I actually laughed because what are the odds exactly that one piece I was looking for is missing?
Ordered a bag of +100 geometrical chain links for my autistic son to replace his ‘1 blue square’ that he lost 💀
I think the spirit of the question is about receiving a set that is missing a piece, and that piece is the blue square.
I could be wrong tho, If the question is “what are the odds that a set doesn’t contain a blue square?” (simply because they’re randomly chosen)then the odds are 16.8%
(1-(1/56))99 =16.79%
I am simply disagree with the assumptions you asserted in the previous comment. The real life numbers shown are very close to the theoretical one given random distribution, which makes me think that the bits are sufficiently randomly selected that the spirit of the question and the odds are the same thing.
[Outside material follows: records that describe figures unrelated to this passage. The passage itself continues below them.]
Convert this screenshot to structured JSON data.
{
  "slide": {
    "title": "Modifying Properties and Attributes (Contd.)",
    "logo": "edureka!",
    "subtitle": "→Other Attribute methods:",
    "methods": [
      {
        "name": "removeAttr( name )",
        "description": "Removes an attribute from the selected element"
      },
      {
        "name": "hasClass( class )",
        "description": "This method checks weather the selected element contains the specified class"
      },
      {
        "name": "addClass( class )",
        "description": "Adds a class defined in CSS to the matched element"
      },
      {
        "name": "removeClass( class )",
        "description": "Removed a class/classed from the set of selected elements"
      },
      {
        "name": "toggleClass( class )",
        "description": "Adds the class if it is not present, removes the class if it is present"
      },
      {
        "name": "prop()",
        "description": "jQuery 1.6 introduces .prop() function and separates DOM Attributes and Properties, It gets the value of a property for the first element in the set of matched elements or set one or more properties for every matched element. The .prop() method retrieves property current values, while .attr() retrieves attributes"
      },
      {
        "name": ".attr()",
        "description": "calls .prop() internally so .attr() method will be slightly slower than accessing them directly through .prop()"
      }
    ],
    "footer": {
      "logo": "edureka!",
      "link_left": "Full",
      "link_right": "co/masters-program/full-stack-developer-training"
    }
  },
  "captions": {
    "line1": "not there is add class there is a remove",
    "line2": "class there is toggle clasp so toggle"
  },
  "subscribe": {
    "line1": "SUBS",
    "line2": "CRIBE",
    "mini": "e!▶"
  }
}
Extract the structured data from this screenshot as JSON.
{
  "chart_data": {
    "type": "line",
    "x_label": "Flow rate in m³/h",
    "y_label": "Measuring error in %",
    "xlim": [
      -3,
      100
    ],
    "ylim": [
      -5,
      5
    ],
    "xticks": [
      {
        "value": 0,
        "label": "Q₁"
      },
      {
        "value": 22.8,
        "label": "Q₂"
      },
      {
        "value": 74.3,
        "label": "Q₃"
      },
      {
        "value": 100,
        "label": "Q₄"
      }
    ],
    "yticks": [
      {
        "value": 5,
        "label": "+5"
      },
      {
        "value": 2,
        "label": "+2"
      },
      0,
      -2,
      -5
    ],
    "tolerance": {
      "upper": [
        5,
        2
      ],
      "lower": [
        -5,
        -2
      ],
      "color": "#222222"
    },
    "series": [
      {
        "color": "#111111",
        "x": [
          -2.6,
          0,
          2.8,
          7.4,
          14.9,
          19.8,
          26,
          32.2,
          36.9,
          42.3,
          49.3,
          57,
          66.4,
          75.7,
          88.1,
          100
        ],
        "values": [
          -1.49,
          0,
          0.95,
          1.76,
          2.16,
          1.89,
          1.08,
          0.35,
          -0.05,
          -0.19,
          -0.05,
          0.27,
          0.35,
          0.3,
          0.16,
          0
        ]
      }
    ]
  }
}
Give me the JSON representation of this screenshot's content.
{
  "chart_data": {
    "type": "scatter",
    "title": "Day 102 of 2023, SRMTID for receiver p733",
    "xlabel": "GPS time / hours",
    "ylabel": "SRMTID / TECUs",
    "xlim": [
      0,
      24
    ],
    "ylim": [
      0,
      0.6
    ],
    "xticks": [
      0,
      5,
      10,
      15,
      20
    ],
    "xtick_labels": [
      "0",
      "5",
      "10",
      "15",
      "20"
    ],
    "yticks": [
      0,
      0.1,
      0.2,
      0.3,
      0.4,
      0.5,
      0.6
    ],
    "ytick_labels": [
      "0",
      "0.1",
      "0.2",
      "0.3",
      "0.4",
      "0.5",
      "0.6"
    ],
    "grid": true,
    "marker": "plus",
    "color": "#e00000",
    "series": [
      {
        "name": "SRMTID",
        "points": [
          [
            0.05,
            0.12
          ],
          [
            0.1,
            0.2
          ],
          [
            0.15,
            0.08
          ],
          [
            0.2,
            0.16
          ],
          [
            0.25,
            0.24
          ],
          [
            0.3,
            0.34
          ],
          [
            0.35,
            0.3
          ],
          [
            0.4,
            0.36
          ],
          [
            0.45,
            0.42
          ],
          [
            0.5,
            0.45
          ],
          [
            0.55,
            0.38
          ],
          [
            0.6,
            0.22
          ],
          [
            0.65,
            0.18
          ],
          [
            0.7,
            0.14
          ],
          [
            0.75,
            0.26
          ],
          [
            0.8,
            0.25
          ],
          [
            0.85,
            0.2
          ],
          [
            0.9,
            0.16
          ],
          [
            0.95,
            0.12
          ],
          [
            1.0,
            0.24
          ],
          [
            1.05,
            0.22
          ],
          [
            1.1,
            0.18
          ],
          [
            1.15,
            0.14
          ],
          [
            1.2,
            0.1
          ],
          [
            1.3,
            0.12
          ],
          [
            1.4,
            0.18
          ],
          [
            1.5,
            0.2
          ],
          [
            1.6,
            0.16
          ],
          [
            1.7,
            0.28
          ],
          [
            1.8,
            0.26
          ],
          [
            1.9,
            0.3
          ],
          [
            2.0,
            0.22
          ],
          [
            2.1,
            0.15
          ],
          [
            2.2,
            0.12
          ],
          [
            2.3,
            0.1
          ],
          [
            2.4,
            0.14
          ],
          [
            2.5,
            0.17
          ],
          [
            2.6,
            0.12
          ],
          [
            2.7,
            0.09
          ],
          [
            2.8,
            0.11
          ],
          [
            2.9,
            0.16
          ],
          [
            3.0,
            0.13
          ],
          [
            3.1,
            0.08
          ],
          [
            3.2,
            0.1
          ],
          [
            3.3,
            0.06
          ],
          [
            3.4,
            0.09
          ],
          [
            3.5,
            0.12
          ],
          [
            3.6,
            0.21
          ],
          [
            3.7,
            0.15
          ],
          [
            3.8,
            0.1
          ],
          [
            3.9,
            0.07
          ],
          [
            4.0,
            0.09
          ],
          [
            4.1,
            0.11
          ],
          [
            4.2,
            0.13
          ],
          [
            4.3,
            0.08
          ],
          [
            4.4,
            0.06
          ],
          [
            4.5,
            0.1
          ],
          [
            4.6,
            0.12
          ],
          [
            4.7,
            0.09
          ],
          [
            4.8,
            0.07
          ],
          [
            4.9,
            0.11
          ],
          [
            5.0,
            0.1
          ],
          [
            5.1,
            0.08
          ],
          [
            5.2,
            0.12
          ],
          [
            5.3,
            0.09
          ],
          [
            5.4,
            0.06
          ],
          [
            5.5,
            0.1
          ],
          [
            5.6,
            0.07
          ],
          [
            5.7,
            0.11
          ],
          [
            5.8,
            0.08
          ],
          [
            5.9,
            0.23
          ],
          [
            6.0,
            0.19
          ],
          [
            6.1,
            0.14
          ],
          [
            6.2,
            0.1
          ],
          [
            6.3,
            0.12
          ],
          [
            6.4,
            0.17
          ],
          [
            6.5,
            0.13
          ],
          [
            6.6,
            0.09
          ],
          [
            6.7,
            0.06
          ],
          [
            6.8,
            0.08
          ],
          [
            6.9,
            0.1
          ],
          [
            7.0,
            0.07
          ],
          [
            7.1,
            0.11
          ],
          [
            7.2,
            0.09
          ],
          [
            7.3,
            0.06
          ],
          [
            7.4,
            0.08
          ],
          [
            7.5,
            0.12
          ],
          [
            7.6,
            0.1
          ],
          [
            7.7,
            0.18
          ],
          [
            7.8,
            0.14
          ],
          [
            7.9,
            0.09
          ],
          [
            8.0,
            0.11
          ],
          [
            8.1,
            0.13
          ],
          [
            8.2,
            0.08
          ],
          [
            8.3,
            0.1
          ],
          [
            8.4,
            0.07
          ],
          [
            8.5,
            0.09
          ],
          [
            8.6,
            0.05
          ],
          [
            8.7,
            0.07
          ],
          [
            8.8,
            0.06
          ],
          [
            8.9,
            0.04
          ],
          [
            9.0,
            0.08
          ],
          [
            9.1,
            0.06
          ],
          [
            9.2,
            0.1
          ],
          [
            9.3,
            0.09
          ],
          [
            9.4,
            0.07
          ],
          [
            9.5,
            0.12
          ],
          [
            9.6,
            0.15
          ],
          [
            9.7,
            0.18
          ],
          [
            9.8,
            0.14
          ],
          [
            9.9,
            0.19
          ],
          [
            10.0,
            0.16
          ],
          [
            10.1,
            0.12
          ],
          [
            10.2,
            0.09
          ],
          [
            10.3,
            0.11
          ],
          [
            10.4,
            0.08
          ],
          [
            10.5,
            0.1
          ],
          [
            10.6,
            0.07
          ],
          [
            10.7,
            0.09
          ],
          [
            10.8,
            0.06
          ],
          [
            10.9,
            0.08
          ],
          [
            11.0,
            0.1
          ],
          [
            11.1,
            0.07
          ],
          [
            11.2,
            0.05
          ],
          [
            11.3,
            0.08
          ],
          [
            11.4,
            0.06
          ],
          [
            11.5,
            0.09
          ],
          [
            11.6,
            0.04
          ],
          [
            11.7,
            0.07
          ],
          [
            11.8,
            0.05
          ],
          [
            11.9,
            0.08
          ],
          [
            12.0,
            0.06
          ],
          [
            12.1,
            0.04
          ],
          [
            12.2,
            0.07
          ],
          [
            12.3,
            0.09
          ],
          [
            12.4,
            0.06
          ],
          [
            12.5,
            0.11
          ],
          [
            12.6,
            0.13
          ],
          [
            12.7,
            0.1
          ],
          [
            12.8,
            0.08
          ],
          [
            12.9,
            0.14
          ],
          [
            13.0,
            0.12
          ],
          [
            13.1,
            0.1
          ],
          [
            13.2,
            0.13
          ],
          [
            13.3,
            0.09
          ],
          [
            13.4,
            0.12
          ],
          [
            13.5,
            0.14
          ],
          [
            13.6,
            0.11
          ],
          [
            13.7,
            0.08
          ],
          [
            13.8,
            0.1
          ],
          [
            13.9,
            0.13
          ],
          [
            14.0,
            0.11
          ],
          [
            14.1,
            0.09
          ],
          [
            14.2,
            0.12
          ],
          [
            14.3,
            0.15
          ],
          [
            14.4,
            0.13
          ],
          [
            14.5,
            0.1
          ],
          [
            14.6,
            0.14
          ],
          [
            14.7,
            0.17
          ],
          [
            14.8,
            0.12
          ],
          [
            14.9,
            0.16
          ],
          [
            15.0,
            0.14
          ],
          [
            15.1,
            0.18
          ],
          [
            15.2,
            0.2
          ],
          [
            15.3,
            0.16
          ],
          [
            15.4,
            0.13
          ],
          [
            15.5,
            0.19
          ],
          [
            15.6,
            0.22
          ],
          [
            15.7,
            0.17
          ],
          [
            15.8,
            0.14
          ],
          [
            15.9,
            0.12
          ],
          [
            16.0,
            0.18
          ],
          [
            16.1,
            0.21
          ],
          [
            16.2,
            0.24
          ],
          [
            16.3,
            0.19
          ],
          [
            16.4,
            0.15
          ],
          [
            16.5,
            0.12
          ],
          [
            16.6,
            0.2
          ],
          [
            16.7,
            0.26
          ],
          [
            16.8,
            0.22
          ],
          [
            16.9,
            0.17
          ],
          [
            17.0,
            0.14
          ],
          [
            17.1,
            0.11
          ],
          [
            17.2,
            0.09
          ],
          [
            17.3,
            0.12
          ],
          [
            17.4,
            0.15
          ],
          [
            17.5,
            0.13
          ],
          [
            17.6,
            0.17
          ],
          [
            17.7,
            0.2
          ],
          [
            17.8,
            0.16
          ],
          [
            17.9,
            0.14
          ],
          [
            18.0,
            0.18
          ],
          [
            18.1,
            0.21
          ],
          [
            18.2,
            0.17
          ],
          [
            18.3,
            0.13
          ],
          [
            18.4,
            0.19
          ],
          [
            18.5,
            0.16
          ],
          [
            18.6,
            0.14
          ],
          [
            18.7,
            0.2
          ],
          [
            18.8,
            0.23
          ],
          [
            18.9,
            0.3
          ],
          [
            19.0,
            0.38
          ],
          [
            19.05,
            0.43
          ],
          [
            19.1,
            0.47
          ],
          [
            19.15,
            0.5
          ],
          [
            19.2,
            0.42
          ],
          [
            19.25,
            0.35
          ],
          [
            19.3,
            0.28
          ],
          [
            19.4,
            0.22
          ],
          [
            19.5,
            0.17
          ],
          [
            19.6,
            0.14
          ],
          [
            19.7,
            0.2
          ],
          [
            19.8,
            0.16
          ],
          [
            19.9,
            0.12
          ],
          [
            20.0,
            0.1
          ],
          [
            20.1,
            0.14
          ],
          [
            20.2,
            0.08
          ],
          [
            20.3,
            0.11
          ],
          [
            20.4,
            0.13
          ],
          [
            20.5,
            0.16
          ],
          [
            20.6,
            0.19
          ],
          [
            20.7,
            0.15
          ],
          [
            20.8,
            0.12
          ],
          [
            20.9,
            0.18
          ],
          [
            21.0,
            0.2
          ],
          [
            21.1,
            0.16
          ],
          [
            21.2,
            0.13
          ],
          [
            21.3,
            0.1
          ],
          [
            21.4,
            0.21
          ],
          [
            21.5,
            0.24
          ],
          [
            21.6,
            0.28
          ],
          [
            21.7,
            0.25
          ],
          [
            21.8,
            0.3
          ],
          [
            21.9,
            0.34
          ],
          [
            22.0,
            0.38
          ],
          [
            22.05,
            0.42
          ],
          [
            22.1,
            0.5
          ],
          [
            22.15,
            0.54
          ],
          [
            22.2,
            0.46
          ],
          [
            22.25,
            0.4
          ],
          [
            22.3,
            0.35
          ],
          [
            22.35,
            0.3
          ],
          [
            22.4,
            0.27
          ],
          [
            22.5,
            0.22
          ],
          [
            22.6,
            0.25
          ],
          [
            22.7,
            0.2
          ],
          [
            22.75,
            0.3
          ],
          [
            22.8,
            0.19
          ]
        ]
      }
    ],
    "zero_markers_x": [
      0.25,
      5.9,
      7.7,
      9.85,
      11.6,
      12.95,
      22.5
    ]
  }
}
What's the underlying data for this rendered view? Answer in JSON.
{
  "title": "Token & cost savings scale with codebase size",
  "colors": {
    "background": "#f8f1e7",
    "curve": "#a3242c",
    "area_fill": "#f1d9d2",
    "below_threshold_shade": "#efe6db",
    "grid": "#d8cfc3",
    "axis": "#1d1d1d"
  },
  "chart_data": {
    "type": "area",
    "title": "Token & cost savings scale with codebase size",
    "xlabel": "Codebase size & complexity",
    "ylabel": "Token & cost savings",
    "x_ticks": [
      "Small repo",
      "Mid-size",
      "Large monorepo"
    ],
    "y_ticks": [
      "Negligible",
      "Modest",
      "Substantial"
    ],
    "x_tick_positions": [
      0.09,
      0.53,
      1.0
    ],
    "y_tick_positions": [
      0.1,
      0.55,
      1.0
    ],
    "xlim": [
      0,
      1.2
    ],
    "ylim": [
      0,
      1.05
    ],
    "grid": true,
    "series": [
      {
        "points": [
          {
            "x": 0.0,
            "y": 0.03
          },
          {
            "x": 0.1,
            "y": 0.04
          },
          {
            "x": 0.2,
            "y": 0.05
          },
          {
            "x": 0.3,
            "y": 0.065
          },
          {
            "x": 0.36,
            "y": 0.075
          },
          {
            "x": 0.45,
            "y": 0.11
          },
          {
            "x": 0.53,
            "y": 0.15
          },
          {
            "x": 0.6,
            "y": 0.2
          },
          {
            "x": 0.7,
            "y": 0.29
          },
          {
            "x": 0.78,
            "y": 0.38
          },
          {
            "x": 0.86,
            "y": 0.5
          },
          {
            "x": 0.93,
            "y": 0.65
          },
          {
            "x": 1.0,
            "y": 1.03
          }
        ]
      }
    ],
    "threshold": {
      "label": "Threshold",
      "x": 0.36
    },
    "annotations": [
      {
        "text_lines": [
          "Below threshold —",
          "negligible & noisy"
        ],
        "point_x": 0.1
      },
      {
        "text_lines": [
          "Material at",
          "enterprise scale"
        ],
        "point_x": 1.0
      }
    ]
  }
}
There are no grounds to assume that 1 in 100 is missing a piece, considering this is albeit small sample size set is missing 15 pieces when purple is included.
Well, the 1/100 failure rate was a completely made up placeholder value meant to describe the number of times 99 pieces were shipped instead of the intended 100. I wasn’t trying to imply I have any knowledge of what that failure rate truly is. I thought that was obvious.
I think our idea of “a missing piece” differs.
I’m defining the “missing piece” as the piece that’s not there when a 100-piece set only comes with 99 pieces.
You seem to be defining “a missing piece” as the absence of any unique color/shape combination in a set.
Yes, I misunderstood because the set having 99 rather than 100 has no significant statistical impact on whether the set includes a blue square or not. The packaging method probably has a +/- of a couple pieces, but it has no impact of the probability of the set missing the piece she needed, that is still roughly 16% +/- 1 taking into account the variance in quantity. Your whole premise is flawed as well as she states the set as being advertised as 105 pieces, so there are 6 pieces missing. But you strike me as someone that is unable to accept they are wrong about something.
I said earlier explicitly that I could be wrong about my interpretation of the question and then provided the odds of the alternative interpretation.